DONDERDAG 7 MEI 2009 - NAMIDDAGVERGADERING

(Vervolg)

Mondelinge vragen

Mondelinge vraag van de heer Josy Dubié aan de vice-eersteminister en minister van Financiën en Institutionele Hervormingen over «het Belgische standpunt tijdens de recente vergadering van het Internationaal Muntfonds» (nr. 4-772)

M. Josy Dubié (Ecolo). - Voici quelques jours s'est tenue l'assemblée de printemps du FMI, où devaient être confirmées les décisions du G20 de Londres. Celui-ci a en effet décidé, le 2 avril 2009, de tripler les moyens du FMI pour lui permettre de lutter contre la crise.
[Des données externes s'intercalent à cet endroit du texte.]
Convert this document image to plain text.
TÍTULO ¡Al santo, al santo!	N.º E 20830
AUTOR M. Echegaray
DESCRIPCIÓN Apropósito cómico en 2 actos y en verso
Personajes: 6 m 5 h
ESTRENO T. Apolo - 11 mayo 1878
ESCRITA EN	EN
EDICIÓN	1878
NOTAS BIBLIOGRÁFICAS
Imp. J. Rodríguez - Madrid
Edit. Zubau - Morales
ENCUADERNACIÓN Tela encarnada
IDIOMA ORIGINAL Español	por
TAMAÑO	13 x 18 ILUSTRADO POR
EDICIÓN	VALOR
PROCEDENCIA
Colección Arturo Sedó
Il a également décidé de démocratiser l'institution qui fonctionne selon la règle censitaire de « un dollar, une voix », de vendre une partie de son stock d'or qui est notamment utilisé pour le financement des pays les plus pauvres et d'émettre des droits de tirage spéciaux, ce que l'on appelle la « monnaie » du FMI.

La démocratisation du FMI devient indispensable car les pays émergents, qui possèdent d'importantes réserves de devises - pensons notamment à la Chine -, revendiquent une place digne de leur statut actuel dans une institution dont les droits de vote reflètent les rapports de force qui existaient au moment de sa création en 1944 à Bretton Woods. Cependant, d'importants freins auraient été constatés dans le chef de plusieurs États membres, à commencer par la Belgique. En effet, selon les informations en ma possession, vous vous seriez prononcé, monsieur le ministre, en faveur d'un statu quo estimant, auprès de l'agence Reuters, que « la représentation actuelle est attractive ». De fait, la Belgique possède actuellement plus de poids que l'Inde et presque autant que la Chine au sein du FMI.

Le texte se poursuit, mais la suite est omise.